Rebecca Cheptegei is not the first female athlete to be murdered in Kenya. But femicides are not unique to Africa.
Africa: Deadly Misogyny
Rebecca Cheptegei is not the first athlete to be murdered in Africa. In 2021, Agnes Jebet Tirop, another Kenyan long-distance runner, world record holder and Tokyo Olympian, was stabbed to death in her home. Her husband was charged with her death, and the trial is ongoing. In 2022, Damaris Muthee Mutua, born in Kenya and competing for Bahrain, was strangled. Her partner is in hiding and is still wanted. The two murders sparked a wave of protests to draw attention to the number of similar cases in several African countries.
In Kenya, Nigeria, Uganda and South Africa in particular, male violence is particularly common in women’s murders. The whole world watched the trial of the South African runner and star paralympian Oscar Pistorius, who was convicted and imprisoned for shooting his fiancée, whom he allegedly mistook for a burglar.
The UN report on femicides, published at the beginning of the year, shows that in 2022, more than 20,000 women were killed across Africa at the hands of men, usually those closest to them. The authors of the list note that the data is incomplete and significantly underestimated; the actual scale of the tragedy and deadly misogyny on the continent is at least several times greater. In 2022, the pandemic was still ongoing; the restrictions, crises and uncertainty that accompanied it were to overlap with the traditional discrimination against women. It is also manifested in the fact that law enforcement agencies and the justice system are not quick to prosecute brutal men. Now, even after the pandemic.
But femicides are not confined to Africa. Colombia is grappling with a similar crisis, with women’s rights organizations there counting 109 cases this year alone (through the end of May), of which 69 women were killed by a current or former partner.
Read also: WHO report. One in three women has experienced violence in a relationship
Femicide: A Wave of Murderous Violence
The European Commission only proposed the provisions of a directive in May that is to finally tackle violence against women and domestic violence. Everywhere in the world, the failure to notice femicides means that their statistics are incomplete. Another manifestation is the practice of courts that treat men who abuse women leniently, and the police similarly do not have them on their radar. And yet a certain number of the later perpetrators of murders have already sat in the docks and been convicted, among other things, of domestic violence.

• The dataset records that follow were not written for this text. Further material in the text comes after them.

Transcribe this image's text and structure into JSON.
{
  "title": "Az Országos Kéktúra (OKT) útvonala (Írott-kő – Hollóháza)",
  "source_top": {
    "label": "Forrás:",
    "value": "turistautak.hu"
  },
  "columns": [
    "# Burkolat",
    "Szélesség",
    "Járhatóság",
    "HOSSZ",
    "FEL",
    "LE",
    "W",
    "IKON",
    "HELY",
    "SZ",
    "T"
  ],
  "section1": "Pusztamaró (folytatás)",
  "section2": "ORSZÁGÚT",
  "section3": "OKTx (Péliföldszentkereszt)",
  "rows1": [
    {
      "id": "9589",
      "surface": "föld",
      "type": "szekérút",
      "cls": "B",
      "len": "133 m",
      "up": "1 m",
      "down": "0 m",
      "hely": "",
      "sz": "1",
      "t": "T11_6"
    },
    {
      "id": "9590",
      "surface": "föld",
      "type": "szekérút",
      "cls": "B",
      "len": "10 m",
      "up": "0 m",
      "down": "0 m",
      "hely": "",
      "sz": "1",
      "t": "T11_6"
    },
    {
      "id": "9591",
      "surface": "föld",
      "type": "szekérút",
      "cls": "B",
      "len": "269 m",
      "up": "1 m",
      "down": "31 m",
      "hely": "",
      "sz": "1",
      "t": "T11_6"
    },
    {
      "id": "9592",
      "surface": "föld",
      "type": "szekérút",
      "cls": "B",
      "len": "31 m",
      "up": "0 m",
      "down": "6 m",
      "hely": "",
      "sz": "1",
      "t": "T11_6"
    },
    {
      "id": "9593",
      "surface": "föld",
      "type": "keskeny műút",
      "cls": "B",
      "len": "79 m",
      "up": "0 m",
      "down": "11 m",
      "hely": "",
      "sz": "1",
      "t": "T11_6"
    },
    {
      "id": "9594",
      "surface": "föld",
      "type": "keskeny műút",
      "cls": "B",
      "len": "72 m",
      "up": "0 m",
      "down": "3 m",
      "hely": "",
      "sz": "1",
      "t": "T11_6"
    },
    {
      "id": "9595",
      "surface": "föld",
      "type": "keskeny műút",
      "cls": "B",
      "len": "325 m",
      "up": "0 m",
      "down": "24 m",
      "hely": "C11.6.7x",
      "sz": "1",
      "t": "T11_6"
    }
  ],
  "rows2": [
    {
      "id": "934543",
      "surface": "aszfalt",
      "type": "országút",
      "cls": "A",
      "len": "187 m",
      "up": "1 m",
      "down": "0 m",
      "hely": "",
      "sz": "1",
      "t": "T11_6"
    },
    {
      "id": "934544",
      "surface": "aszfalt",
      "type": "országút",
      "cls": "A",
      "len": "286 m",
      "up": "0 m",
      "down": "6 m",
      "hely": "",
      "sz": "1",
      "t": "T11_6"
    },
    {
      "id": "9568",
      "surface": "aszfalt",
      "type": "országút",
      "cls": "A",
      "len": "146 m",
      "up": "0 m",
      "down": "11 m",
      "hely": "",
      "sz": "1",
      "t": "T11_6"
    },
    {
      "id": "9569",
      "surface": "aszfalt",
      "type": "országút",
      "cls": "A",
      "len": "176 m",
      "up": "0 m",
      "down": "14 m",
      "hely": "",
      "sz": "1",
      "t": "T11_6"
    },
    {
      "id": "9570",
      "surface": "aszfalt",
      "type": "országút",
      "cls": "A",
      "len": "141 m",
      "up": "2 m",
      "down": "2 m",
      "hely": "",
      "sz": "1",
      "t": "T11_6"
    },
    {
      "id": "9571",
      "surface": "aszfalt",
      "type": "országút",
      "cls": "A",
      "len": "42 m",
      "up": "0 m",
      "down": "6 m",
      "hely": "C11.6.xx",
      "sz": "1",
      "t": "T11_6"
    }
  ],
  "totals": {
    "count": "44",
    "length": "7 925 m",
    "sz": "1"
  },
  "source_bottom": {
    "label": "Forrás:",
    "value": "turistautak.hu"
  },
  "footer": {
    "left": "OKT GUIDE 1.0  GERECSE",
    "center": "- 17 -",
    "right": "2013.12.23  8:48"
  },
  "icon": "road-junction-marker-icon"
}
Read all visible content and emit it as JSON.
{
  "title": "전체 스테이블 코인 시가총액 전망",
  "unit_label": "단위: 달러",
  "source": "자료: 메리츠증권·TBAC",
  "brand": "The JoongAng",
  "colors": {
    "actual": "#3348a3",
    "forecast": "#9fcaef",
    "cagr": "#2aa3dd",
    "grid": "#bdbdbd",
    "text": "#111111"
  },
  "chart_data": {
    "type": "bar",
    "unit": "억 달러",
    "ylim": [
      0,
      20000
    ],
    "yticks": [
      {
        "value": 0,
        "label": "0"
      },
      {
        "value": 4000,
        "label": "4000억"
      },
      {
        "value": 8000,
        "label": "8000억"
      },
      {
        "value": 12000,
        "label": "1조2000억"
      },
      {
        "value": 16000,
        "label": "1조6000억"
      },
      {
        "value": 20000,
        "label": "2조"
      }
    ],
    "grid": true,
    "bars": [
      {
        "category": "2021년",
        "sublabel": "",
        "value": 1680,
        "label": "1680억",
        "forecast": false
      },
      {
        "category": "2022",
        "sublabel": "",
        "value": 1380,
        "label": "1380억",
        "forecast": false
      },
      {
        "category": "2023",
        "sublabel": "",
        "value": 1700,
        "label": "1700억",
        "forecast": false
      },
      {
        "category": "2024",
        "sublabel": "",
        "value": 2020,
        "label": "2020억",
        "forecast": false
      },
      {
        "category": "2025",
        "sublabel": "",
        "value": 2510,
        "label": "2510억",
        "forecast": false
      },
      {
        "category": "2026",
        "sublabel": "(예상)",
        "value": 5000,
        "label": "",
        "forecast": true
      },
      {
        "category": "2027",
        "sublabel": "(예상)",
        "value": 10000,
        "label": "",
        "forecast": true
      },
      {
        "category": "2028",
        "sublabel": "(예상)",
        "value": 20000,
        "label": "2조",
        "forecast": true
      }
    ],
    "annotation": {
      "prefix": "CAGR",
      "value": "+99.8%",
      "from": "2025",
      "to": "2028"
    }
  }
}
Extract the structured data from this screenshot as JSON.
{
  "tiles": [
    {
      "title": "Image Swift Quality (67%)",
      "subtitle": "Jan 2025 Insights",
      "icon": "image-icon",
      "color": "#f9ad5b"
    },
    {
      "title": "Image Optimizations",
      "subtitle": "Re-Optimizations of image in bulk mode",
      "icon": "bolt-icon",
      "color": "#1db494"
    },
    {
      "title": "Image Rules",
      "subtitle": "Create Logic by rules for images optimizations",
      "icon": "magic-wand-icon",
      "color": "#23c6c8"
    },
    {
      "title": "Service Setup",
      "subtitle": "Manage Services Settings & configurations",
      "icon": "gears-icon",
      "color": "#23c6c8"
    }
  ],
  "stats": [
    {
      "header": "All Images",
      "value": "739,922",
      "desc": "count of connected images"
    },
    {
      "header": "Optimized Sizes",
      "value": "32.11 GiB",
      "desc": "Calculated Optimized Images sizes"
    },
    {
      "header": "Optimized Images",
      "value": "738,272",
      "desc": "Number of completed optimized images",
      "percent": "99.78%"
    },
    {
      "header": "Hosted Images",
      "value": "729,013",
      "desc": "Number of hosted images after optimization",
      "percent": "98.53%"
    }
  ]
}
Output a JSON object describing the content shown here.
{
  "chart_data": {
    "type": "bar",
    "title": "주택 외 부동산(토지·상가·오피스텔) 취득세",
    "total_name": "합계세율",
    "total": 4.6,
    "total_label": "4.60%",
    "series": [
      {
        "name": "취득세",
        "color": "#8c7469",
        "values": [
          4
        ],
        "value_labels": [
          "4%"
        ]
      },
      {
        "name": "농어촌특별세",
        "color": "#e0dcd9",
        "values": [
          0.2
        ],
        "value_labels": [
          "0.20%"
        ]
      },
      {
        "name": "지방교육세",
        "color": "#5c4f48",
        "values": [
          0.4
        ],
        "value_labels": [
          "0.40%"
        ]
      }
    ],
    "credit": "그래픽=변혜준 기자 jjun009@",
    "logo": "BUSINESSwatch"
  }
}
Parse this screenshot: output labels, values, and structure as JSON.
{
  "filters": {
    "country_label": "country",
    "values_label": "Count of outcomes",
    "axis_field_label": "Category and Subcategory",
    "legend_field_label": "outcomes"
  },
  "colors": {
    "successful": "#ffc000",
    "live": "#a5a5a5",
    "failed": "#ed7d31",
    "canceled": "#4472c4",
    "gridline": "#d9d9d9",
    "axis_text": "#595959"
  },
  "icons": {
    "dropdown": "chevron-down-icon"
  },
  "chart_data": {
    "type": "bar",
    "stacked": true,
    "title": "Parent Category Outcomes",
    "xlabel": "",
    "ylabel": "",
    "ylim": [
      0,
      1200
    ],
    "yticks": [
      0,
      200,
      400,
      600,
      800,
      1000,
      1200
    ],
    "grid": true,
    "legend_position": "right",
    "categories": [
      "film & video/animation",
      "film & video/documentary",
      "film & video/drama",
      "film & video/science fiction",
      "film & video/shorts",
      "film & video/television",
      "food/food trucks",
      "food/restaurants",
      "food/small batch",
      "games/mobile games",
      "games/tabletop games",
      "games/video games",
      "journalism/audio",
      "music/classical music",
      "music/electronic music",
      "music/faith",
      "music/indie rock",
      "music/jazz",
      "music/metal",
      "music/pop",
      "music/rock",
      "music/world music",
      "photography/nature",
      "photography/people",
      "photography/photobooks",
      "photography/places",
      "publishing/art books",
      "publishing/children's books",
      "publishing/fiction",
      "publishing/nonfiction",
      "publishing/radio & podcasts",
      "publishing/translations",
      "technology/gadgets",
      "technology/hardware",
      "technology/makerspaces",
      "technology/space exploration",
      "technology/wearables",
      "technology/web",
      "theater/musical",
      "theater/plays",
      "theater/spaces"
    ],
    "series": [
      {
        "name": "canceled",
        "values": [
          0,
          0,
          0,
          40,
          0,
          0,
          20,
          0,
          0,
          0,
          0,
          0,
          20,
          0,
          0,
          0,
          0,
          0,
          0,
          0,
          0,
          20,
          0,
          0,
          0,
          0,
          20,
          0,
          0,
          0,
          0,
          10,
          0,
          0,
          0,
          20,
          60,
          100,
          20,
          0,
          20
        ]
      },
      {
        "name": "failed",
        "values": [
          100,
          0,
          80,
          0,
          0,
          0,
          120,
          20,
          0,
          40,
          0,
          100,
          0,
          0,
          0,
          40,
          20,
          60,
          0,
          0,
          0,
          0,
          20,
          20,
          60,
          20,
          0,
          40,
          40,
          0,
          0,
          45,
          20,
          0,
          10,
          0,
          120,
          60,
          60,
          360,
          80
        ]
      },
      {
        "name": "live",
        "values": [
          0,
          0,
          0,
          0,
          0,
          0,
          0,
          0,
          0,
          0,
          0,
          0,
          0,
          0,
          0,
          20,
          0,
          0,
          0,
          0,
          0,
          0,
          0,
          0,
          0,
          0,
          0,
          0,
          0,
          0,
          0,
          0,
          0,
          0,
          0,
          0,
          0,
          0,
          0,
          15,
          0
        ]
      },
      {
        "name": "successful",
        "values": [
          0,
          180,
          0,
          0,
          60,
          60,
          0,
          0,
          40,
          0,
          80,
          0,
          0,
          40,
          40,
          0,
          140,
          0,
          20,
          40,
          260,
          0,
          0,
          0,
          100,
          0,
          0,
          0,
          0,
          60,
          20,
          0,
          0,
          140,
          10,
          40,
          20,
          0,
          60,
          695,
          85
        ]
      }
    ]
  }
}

Activists in Greece are sounding the alarm about a wave of murderous violence against women, where the number of women murdered by men in the European Union is the highest. The number of victims has increased since the pandemic. There are also more and more victims in Spain, Italy, Slovenia, Croatia and Germany. Such disturbing events are starting a debate on the need to introduce femicide into criminal codes as a separate category of crime. In April, Croatia added femicide to its code. This is the culmination of a campaign that has been ongoing for over two years, initiated after the murder of a 44-year-old woman in Split, murdered by her former partner in November 2021. Only four countries in Europe still have femicide in their codes – Belgium, Cyprus, Malta and North Macedonia.
In Poland, the debate about the need for such a change is of course ongoing, but it does not penetrate the media and political mainstream. Dominated by men, who clearly see no problem in the fact that hundreds of citizens of the Republic of Poland are dying in this way. The Women’s Rights Center Foundation says that it is about half a thousand victims. Every year.